# Adf's



## Hershey (Sep 28, 2012)

I have two African Dwarf frogs in a critter keeper. I have two questions.

1. can I use fish water conditioner to make tap water safe for the frogs?

2. If I get the largest critter keeper available, could I buy two more ADF'S to join them?

Thanks.


----------



## ChoclateBetta (Jul 22, 2012)

Well you need a heater, filter, and a big enough yptank I think them in the critter keeper is overstocked I think you will need a five gallon.


----------



## Olympia (Aug 25, 2011)

Hi Hershy, yes you can (and need to) use water conditioner for the frogs.
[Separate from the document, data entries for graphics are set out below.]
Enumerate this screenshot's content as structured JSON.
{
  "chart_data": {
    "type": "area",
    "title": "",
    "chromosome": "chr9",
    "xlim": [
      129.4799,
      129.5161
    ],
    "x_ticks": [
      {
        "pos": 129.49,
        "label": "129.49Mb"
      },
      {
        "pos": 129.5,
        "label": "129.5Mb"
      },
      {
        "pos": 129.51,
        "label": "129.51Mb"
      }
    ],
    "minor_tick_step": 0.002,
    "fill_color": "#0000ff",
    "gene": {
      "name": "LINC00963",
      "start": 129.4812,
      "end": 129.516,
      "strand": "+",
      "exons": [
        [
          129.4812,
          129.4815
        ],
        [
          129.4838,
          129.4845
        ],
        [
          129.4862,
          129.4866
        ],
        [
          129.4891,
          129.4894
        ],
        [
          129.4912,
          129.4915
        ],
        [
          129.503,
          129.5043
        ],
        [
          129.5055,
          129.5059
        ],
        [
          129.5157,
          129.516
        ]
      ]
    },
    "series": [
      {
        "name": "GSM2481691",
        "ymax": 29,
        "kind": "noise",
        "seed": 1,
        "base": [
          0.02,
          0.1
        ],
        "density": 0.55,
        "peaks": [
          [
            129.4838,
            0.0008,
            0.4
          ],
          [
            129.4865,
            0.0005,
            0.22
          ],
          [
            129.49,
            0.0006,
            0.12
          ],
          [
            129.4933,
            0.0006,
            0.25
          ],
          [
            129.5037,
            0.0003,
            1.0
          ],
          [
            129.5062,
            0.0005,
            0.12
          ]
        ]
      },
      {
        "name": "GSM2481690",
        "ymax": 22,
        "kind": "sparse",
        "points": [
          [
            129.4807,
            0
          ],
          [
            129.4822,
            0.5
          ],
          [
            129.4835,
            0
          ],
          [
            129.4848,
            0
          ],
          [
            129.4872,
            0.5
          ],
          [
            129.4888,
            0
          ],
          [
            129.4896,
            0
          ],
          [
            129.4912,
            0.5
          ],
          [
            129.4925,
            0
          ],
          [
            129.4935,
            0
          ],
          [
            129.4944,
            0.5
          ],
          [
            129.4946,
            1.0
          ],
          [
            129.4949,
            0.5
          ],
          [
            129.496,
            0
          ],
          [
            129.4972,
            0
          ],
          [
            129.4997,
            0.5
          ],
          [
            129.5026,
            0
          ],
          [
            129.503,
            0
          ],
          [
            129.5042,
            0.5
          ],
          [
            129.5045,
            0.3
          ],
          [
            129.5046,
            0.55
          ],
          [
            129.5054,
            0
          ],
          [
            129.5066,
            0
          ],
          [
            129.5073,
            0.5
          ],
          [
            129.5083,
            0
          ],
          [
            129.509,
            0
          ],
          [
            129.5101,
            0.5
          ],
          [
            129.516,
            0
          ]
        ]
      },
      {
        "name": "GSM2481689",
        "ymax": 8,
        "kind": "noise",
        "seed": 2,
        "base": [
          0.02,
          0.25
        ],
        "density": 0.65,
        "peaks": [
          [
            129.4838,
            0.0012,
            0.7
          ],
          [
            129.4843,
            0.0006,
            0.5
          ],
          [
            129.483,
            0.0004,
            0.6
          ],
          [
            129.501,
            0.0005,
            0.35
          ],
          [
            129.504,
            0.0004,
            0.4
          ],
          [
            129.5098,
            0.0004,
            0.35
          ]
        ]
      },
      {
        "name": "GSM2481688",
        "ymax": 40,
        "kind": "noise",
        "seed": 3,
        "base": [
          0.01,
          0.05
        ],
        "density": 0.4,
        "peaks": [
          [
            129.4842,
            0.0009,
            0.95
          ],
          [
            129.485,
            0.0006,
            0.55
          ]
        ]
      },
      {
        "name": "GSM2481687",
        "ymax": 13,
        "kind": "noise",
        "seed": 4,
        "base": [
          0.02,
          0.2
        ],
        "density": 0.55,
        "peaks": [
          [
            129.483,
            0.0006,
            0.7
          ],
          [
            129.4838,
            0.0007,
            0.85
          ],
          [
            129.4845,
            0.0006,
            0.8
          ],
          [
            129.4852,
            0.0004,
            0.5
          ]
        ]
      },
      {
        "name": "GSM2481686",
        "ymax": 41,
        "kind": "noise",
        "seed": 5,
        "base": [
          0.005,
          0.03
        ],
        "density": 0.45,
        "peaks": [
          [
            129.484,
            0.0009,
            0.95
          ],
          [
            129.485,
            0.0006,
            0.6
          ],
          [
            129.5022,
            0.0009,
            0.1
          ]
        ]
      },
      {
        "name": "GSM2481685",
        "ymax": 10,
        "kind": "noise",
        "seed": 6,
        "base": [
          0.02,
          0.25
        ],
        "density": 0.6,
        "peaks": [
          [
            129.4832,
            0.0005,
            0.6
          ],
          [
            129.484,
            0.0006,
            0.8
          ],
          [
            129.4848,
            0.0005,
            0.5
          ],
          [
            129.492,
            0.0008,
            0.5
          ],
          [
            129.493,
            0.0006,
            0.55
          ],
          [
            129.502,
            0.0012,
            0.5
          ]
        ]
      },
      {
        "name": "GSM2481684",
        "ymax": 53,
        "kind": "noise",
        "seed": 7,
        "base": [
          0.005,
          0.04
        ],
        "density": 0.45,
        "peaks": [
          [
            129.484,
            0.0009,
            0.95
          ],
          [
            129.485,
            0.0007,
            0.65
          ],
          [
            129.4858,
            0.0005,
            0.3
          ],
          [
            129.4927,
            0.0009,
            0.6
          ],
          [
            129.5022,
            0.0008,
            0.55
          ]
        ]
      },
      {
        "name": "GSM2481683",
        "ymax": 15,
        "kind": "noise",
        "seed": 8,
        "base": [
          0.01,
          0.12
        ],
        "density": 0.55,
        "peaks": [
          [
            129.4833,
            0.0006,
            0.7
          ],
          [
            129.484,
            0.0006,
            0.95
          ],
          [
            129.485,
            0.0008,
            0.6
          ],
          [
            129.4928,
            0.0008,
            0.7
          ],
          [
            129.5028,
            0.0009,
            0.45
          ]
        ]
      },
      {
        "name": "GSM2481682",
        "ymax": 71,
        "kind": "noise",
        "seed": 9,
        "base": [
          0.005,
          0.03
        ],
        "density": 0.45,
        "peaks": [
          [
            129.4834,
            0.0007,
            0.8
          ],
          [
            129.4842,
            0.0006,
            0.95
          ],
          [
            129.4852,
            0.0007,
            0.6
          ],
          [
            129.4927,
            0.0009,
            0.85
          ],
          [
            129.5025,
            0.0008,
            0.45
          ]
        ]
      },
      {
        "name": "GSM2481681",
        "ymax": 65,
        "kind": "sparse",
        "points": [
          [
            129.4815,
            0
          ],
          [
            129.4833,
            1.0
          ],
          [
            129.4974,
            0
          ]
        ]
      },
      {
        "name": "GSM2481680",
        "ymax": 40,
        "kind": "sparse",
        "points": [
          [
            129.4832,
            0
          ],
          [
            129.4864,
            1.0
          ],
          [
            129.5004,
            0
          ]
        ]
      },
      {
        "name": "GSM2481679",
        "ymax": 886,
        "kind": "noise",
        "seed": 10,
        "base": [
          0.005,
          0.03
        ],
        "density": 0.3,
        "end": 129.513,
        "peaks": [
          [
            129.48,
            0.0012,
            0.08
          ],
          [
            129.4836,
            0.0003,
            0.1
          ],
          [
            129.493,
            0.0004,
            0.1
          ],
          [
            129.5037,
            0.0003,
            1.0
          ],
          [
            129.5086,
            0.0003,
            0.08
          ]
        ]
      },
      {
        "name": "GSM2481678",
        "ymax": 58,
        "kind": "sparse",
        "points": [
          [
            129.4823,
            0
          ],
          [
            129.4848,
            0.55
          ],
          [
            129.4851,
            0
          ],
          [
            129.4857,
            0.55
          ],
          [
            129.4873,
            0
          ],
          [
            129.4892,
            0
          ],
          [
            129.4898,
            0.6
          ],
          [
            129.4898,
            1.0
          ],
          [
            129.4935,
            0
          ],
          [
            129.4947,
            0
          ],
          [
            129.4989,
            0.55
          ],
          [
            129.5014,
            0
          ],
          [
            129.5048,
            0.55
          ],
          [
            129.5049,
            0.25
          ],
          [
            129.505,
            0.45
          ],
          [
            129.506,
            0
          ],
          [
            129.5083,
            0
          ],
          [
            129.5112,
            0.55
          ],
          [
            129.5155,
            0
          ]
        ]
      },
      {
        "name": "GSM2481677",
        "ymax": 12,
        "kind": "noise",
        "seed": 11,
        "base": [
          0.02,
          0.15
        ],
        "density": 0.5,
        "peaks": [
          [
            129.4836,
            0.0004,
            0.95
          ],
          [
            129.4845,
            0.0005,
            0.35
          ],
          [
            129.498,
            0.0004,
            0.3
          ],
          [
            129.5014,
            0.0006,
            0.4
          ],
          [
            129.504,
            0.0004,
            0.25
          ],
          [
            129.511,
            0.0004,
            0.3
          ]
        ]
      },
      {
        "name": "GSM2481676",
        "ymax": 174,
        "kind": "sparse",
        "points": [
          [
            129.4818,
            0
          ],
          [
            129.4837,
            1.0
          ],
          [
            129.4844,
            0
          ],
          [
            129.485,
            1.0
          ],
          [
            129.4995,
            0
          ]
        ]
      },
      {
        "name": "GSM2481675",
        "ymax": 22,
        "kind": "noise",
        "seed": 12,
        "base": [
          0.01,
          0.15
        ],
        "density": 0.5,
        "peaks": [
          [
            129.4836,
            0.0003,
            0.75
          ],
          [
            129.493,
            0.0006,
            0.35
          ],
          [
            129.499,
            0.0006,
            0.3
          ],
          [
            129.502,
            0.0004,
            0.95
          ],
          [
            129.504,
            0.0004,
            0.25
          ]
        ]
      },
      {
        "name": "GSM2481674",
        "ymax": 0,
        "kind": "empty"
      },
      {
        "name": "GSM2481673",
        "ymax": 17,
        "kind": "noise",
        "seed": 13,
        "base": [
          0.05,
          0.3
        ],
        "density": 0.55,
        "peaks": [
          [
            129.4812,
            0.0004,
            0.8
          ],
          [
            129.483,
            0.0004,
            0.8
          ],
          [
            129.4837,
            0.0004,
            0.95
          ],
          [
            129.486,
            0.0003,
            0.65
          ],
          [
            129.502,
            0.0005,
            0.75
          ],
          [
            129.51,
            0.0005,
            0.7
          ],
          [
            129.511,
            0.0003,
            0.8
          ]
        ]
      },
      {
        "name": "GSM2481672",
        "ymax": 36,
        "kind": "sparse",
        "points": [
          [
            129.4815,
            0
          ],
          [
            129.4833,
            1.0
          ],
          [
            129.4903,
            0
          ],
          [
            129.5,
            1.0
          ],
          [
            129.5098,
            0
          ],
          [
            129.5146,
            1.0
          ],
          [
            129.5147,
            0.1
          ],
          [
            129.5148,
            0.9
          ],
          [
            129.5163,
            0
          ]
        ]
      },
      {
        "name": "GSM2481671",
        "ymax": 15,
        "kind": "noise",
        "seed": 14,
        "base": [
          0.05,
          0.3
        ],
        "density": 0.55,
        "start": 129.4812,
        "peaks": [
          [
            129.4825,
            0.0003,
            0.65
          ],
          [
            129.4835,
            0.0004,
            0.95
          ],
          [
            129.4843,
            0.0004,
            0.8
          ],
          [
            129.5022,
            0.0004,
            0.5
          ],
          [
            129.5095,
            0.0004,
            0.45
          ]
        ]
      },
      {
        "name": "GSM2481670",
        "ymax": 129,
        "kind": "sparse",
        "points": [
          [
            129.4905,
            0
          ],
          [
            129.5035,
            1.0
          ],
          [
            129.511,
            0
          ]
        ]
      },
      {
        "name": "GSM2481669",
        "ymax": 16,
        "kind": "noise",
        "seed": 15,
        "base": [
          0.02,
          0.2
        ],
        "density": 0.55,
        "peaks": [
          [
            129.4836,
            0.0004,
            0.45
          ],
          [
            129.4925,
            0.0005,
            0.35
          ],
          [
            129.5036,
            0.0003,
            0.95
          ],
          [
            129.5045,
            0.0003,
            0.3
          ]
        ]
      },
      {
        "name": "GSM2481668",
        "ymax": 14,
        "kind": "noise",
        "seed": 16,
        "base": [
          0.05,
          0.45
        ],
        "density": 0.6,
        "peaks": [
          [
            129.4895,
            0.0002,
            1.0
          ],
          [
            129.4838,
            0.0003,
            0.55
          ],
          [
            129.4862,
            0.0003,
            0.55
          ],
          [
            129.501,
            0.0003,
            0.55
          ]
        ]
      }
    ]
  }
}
I suggest you check out this thread about ADFs, it's full of frog fans and has all the info you need to take care of the froggies.


----------



## ChoclateBetta (Jul 22, 2012)

Do you have the proper supplies.


----------



## Hershey (Sep 28, 2012)

Thanks Olympia.

I don't have a heater/filter yet, but ill get one. I don't believe my tank is a 5 gal either.. it's like the medium/small keeper.


----------



## Laki (Aug 24, 2011)

Medium kk is 2gallons. NOT counting space taken away by gravel and decorations. I would use 5gallons per pair. So if you want 4 frogs, use 10 gallon.


----------



## ChoclateBetta (Jul 22, 2012)

I agree eiacaly with getting more supplies. Remember ADF because of there slow swimming they are easily out competed. I would reccomend decorations.


----------